The Saints defense was not as bad it the stat book would have you think. Considering one of the Bronco's TD's came off a fumble recovery, they only let up 17 points after the first quarter. Also, when you consider the Mike McKenzie interception led to a touchdown, that the defense scored a safety and the Jason David fumble recovery put this team in a position to win at the end, it's hard to blame the defense for this one.
After being down 21-3 to open the game, the Saints rallied back and out-scored the Broncos 29-10 for two and a half quarters. Not too shabby.
As always, some video evidence of everything I just said:
And now onto the bad:
Like I said before, this game came down to just mere inches. The Saints had two opportunities within three feet to score at the end of the first half and it resulted in a Drew Brees fumble and Pierre Thomas getting stuffed. The Saints ended up getting a safety on the next play, but when the offense marched down field to get one more field goal at the half, Martin Grammatica missed by less than a foot.
On the flip side, the Broncos seemed to make all the plays the Saints could not. Jay Cutler's touchdown pass to Brandon Marshall being so close that the refs on the field called in incomplete before a challenge proved that he did get his feet inbounds. Also, if you take a second look at that Reggie Bush fumble and you'll notice he caused it himself after his arm collided with the Denver player's helmet.

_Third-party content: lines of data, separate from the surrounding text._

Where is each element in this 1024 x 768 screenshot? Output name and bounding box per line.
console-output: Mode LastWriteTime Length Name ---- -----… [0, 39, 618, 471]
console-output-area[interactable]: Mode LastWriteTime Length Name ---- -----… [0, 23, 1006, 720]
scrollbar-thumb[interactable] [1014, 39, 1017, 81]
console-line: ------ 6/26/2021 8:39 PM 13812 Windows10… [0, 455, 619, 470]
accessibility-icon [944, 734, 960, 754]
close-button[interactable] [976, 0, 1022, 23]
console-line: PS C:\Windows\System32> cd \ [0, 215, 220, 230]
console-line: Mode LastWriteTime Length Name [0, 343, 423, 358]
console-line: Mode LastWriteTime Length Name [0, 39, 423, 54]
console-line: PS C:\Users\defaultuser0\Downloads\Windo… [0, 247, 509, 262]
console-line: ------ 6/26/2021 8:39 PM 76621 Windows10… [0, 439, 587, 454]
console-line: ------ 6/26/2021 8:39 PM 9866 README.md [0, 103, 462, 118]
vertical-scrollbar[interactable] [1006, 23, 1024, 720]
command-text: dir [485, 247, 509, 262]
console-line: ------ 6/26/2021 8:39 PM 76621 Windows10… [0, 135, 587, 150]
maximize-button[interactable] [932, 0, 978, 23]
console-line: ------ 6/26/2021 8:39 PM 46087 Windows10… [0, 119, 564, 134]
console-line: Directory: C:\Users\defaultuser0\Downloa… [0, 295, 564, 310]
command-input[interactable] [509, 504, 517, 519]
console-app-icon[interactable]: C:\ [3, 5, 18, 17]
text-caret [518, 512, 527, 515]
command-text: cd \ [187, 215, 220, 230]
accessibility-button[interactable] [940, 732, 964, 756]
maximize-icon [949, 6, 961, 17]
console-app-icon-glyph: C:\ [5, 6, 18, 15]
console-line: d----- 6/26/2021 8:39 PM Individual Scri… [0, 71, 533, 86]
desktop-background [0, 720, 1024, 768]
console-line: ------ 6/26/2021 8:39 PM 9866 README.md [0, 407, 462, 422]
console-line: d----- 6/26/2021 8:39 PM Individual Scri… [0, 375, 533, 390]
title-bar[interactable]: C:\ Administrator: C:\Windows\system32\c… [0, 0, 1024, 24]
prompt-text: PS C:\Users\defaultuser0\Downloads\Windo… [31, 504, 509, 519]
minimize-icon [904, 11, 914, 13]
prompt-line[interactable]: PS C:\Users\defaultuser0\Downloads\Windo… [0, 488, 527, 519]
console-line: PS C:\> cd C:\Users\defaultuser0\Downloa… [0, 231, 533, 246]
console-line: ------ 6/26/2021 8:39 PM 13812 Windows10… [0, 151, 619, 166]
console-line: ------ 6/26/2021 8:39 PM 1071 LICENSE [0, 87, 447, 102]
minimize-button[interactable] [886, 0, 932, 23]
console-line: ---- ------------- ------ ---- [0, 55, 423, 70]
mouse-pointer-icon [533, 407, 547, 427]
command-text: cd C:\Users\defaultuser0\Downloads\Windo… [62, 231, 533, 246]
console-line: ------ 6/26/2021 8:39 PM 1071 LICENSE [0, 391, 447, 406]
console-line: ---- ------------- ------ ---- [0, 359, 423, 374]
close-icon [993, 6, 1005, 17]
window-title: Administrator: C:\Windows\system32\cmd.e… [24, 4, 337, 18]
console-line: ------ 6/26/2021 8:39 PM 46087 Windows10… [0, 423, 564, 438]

20. That's the number of points the Saints left on the field in Denver. That includes the failed goal-line stand, both of Martin Grammatica's field goals and the Brees-to-Bush touchdown that was called back on a penalty. Suddenly that last missed field goal doesn't seem so huge.
The video evidence:
So what can you take away from this game? Well as much as Saints fans may want to blame the kicker (and boy, are there a lot of people putting it on him), I'd argue that the Saints should never have been in the position to win the game at that point in time. No, they should've won that game long before that. Say Drew Brees doesn't fumble that snap at the goal line and gets in for a touchdown. Or say he still fumbles but Sean Payton decides to kick a field goal on fourth down. Then the Saints would've tied the Broncos on their last touchdown with an extra point, not a two-point conversion.
Then there's the biggest question is why Pierre Thomas got the call on so many short yardage plays. There were the two plays at the goal line where he was stuffed at the end of the first half and, of course, the failed third-down conversion that left the Saints one yard short of a made field goal. Why was Deuce McCallister watching the whole time? Why not have Reggie Bush, who's proven to have a nose for the end zone, have a crack once or twice?